Cara Memasak 65. Egg Cheese Prata (Roti Canai/Roti Maryam) Anti Ribet!

Delicious, fresh and tasty.

65. Egg Cheese Prata (Roti Canai/Roti Maryam). Lihat juga resep Prata Sausage, Prata enak lainnya. Roti canai (pronunciation: /tʃanaɪ/), or roti chenai, also known as roti cane (/tʃane/) and roti prata, is an Indian-influenced flatbread dish found in several countries in Southeast Asia, including Brunei, Indonesia, Malaysia and Singapore. With a roti prata menu so varied, it's hard to pick just one dish to try.

65. Egg Cheese Prata (Roti Canai/Roti Maryam) With a combination of flour, water, salt and oil, no one would. Also, TRPH prides itself on its ginormous prata selection, which stretches from the delectable Bomb Cheese Prata to the questionable-sounding Fruit Cheese Prata. Roti prata is made by flipping the dough into a thin layer, adding ingredients like mushrooms or eggs, then folding the edges in. Teman-teman dapat membuat 65. Egg Cheese Prata (Roti Canai/Roti Maryam) hanya dengan menggunakan 12 bahan dan 7 langkah saja. Berikut ini bahan dan cara untuk membuatnya, bikin 65. Egg Cheese Prata (Roti Canai/Roti Maryam) yuk!

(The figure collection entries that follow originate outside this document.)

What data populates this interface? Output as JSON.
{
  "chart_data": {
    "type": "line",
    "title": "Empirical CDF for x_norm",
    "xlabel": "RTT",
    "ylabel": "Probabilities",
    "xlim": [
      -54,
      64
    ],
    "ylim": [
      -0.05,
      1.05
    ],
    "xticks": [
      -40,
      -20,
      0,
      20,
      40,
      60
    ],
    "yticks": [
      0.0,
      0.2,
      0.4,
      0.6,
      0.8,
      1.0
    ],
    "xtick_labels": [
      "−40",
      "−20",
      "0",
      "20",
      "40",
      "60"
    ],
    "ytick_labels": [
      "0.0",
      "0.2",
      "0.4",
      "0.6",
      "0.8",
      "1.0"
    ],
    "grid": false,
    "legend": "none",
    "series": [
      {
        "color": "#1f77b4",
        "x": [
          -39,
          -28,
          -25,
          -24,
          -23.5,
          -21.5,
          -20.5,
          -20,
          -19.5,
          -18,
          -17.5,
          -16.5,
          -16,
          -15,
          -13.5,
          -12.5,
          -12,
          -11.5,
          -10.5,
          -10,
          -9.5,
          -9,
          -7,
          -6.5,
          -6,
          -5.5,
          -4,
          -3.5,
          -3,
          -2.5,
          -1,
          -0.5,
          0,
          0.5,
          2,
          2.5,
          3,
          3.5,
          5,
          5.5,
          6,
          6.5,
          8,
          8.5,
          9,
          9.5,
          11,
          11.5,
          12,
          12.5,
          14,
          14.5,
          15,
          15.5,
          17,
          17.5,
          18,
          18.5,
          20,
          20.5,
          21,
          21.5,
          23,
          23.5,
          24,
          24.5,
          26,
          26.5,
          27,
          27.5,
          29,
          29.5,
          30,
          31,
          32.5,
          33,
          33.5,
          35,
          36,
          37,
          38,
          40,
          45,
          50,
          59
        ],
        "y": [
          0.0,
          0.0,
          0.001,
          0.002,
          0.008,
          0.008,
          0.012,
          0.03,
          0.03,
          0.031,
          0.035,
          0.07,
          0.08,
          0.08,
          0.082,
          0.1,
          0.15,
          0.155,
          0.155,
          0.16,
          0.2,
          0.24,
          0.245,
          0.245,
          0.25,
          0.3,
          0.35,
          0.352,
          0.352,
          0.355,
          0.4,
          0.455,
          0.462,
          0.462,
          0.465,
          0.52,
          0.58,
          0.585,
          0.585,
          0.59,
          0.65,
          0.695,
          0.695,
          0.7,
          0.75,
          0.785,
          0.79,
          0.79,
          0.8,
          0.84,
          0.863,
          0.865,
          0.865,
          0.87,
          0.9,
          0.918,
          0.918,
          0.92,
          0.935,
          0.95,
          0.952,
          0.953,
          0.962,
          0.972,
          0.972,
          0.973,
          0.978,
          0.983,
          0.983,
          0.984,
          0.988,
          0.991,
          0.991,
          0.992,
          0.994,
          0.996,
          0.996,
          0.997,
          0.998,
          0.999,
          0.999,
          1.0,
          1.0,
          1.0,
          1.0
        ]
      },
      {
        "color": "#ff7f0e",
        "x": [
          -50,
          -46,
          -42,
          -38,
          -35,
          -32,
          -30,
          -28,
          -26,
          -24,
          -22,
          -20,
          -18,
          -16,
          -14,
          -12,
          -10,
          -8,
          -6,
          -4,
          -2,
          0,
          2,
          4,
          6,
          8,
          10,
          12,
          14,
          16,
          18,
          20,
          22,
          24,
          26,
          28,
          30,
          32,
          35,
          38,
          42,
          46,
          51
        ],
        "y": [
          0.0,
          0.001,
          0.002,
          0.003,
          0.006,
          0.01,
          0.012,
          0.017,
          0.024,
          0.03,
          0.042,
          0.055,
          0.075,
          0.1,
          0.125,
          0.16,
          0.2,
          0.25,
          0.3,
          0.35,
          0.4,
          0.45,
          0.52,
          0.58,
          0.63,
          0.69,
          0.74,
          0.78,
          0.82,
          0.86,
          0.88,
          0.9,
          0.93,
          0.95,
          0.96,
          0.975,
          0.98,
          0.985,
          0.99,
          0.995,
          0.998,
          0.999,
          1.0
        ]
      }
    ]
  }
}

Bahan-bahan 65. Egg Cheese Prata (Roti Canai/Roti Maryam)

  1. Sediakan 250 gram of tepung terigu protein tinggi (Cakra Kembar).
  2. Diperlukan 130 ml of susu cair full cream.
  3. Diperlukan 1 butir of kuning telur.
  4. Diperlukan 1/2 sdt of garam.
  5. Gunakan 1 sdm of gula pasir.
  6. Dibutuhkan 3 sdm of margarin cair.
  7. Sediakan of 👩‍🍳 Olesan :.
  8. Diperlukan Secukupnya of margarin cair untuk olesan.
  9. Siapkan Secukupnya of minyak sayur untuk celupan.
  10. Sediakan of 👩‍🍳 Isian prata :.
  11. Diperlukan 1 butir of telur (untuk 1 roti), kocok lepas.
  12. Sediakan 1/2 blok of keju cheddar, parut.

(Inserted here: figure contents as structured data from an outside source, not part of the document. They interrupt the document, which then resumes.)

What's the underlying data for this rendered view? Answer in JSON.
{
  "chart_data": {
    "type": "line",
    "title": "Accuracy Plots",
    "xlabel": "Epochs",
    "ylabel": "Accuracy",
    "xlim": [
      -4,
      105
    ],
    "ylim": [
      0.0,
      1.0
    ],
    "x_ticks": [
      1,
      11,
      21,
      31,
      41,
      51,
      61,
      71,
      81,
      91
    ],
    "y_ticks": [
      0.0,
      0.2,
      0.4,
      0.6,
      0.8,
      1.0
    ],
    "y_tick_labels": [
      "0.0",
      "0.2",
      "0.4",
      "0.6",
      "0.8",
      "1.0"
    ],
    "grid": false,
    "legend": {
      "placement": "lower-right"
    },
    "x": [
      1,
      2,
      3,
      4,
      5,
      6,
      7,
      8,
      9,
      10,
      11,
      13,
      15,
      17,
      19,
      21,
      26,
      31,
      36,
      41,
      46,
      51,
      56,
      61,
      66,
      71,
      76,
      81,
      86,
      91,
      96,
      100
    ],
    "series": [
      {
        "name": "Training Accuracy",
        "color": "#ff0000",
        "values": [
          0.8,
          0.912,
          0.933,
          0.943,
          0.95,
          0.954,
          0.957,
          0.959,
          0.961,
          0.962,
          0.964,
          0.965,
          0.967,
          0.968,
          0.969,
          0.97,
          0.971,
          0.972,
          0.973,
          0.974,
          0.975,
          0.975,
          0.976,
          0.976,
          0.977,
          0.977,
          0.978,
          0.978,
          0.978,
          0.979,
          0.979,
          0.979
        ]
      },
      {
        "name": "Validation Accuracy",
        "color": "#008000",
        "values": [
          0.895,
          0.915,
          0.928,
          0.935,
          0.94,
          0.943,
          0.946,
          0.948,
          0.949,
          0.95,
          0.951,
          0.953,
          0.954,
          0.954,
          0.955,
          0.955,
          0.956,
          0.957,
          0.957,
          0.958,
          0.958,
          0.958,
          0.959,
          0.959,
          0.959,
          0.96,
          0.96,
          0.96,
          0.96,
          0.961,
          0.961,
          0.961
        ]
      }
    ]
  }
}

The name is adapted from 'paratha' in South East Asia, but also goes by 'roti canai' in Malaysia (which is pretty much the same thing, although Malaysians will beg to differ). Roti canai or roti paratha is a crispy Indian flat bread found in Malaysia. Learn how to make roti canai from scratch with this Originated from southern India, roti canai is sometimes called roti paratha or roti prata. Run on low speed with a dough hook until mixture clumps.

Cara membuat 65. Egg Cheese Prata (Roti Canai/Roti Maryam)

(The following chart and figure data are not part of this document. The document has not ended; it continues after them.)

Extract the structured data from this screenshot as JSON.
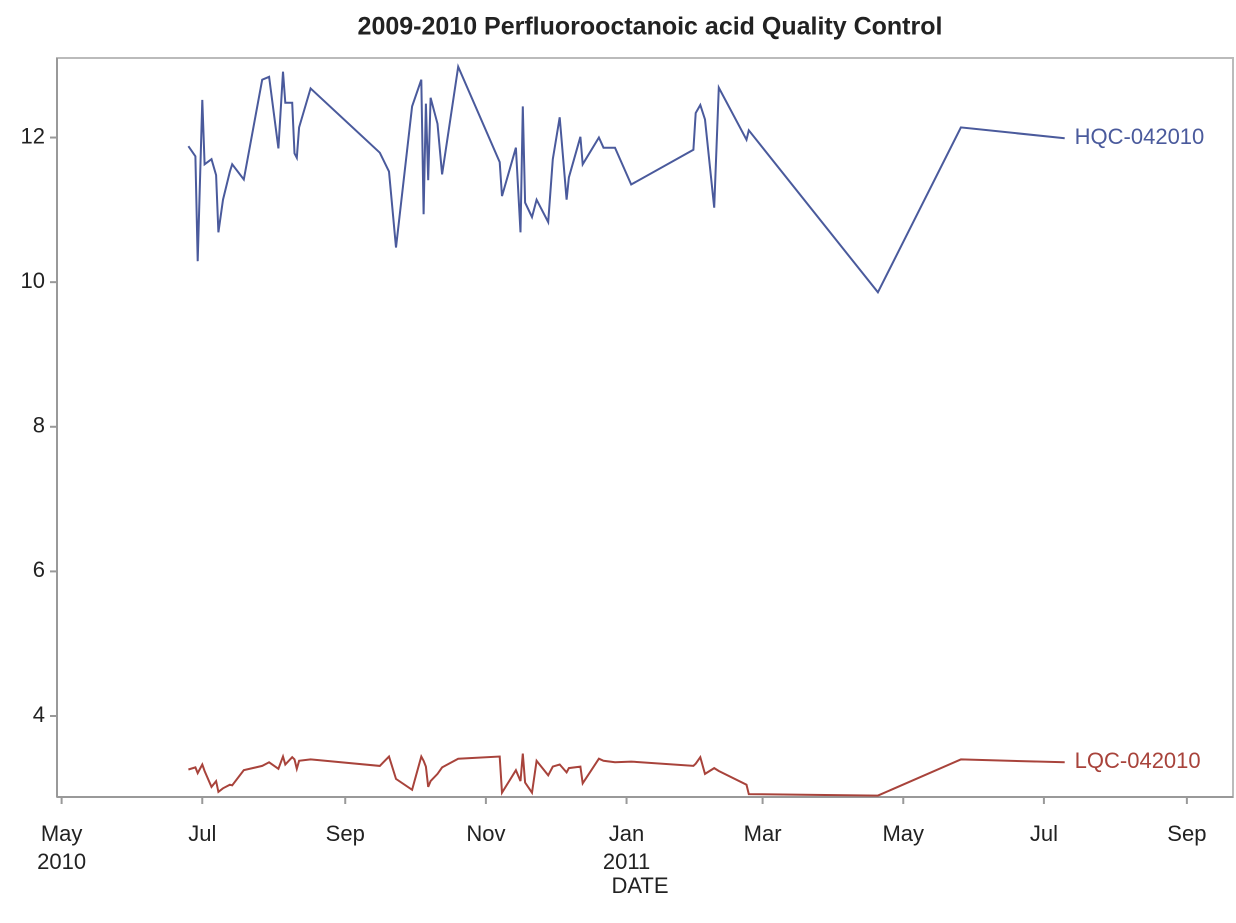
{
  "chart_data": {
    "type": "line",
    "title": "2009-2010 Perfluorooctanoic acid Quality Control",
    "x_label": "DATE",
    "x": [
      "2010-06-25",
      "2010-06-28",
      "2010-06-29",
      "2010-07-01",
      "2010-07-02",
      "2010-07-05",
      "2010-07-07",
      "2010-07-08",
      "2010-07-10",
      "2010-07-13",
      "2010-07-14",
      "2010-07-19",
      "2010-07-27",
      "2010-07-30",
      "2010-08-03",
      "2010-08-05",
      "2010-08-06",
      "2010-08-09",
      "2010-08-10",
      "2010-08-11",
      "2010-08-12",
      "2010-08-17",
      "2010-09-16",
      "2010-09-20",
      "2010-09-23",
      "2010-09-30",
      "2010-10-04",
      "2010-10-05",
      "2010-10-06",
      "2010-10-07",
      "2010-10-08",
      "2010-10-11",
      "2010-10-13",
      "2010-10-20",
      "2010-11-07",
      "2010-11-08",
      "2010-11-14",
      "2010-11-16",
      "2010-11-17",
      "2010-11-18",
      "2010-11-21",
      "2010-11-23",
      "2010-11-28",
      "2010-11-30",
      "2010-12-03",
      "2010-12-06",
      "2010-12-07",
      "2010-12-12",
      "2010-12-13",
      "2010-12-20",
      "2010-12-22",
      "2010-12-27",
      "2011-01-03",
      "2011-01-30",
      "2011-01-31",
      "2011-02-02",
      "2011-02-04",
      "2011-02-08",
      "2011-02-10",
      "2011-02-22",
      "2011-02-23",
      "2011-04-20",
      "2011-05-26",
      "2011-07-10"
    ],
    "series": [
      {
        "name": "HQC-042010",
        "color": "#4a5a9c",
        "values": [
          11.88,
          11.74,
          10.29,
          12.52,
          11.63,
          11.7,
          11.48,
          10.69,
          11.14,
          11.53,
          11.63,
          11.42,
          12.8,
          12.84,
          11.85,
          12.91,
          12.48,
          12.48,
          11.78,
          11.72,
          12.14,
          12.68,
          11.79,
          11.53,
          10.48,
          12.43,
          12.8,
          10.94,
          12.47,
          11.41,
          12.55,
          12.19,
          11.49,
          12.98,
          11.66,
          11.19,
          11.86,
          10.69,
          12.43,
          11.1,
          10.9,
          11.14,
          10.83,
          11.7,
          12.28,
          11.14,
          11.45,
          12.01,
          11.63,
          12.0,
          11.86,
          11.86,
          11.35,
          11.83,
          12.34,
          12.45,
          12.25,
          11.03,
          12.69,
          11.97,
          12.1,
          9.86,
          12.14,
          11.99
        ]
      },
      {
        "name": "LQC-042010",
        "color": "#a8433b",
        "values": [
          3.26,
          3.29,
          3.21,
          3.33,
          3.24,
          3.02,
          3.1,
          2.95,
          3.0,
          3.05,
          3.04,
          3.25,
          3.31,
          3.36,
          3.27,
          3.44,
          3.33,
          3.43,
          3.4,
          3.27,
          3.38,
          3.4,
          3.31,
          3.44,
          3.13,
          2.98,
          3.44,
          3.38,
          3.3,
          3.02,
          3.1,
          3.2,
          3.29,
          3.41,
          3.44,
          2.94,
          3.25,
          3.1,
          3.48,
          3.08,
          2.94,
          3.38,
          3.18,
          3.3,
          3.33,
          3.22,
          3.28,
          3.3,
          3.07,
          3.41,
          3.38,
          3.36,
          3.37,
          3.31,
          3.34,
          3.43,
          3.2,
          3.28,
          3.24,
          3.05,
          2.92,
          2.9,
          3.4,
          3.36
        ]
      }
    ],
    "xlim": [
      "2010-04-29",
      "2011-09-21"
    ],
    "xticks": [
      {
        "value": "2010-05-01",
        "label": "May 2010"
      },
      {
        "value": "2010-07-01",
        "label": "Jul"
      },
      {
        "value": "2010-09-01",
        "label": "Sep"
      },
      {
        "value": "2010-11-01",
        "label": "Nov"
      },
      {
        "value": "2011-01-01",
        "label": "Jan 2011"
      },
      {
        "value": "2011-03-01",
        "label": "Mar"
      },
      {
        "value": "2011-05-01",
        "label": "May"
      },
      {
        "value": "2011-07-01",
        "label": "Jul"
      },
      {
        "value": "2011-09-01",
        "label": "Sep"
      }
    ],
    "ylim": [
      2.88,
      13.1
    ],
    "yticks": [
      4,
      6,
      8,
      10,
      12
    ],
    "grid": false
  }
}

  1. Masukkan semua bahan dalam wadah (kecuali margarin). Uleni sejenak hingga bahan tercampur rata. Lalu masukkan margarin cair, aduk rata kembali (kira² adonan ¾ kalis). Tutup wadah dan diamkan adonan selama 15 menit..
  2. Setelah 15 menit, ambil adonan, lalu bagi adonan menjadi beberapa bagian (Kalau saya, saya timbang semua adonan. Lalu saya bagi 6. Hasilnya @76 gram). Kemudian bulatkan dan celupkan dalam minyak sayur. Lalu tutup adonan agar kelembabannya tidak hilang. Kemudian diamkan adonan kurang lebih selama 2 jam..
  3. Setelah didiamkan selama 2 jam, pipihkan adonan setipis dan selebar mungkin menggunakan tangan / rolling pin (Kalau saya pakai tangan). Lalu banting² adonan di talenan sampai panjang (ditarik) kemudian putar² memelintir..
  4. Gulungkan adonan membentuk huruf S. Kemudian satukan adonan dengan cara ditumpuk. Lalu pipihkan adonan menggunakan tangan dengan ketebalan sesuai selera. Kemudian olesi margarin cair (Ini cara buat prata yang original/tanpa isian)..
  5. Kalau cara buat roti yang pakai isian kayak saya. Pas di poin nomor 2, langsung banting² adonan sampai lentur dan agak lebar. Kemudian olesi margarin cair..
  6. Setelah itu panaskan teflon. Panggang roti di atas api kecil. Tuang 1 butir telur ayam yang sudah dikocok lepas ke roti, lalu taburi keju. Lipat roti, panggang hingga matang dan permukaan berwarna kecokelatan. Lalu balik untuk sisi 1 nya..
  7. Angkat dan sajikan roti prata selagi hangat bersama kuah kari, gulai dan aneka toping..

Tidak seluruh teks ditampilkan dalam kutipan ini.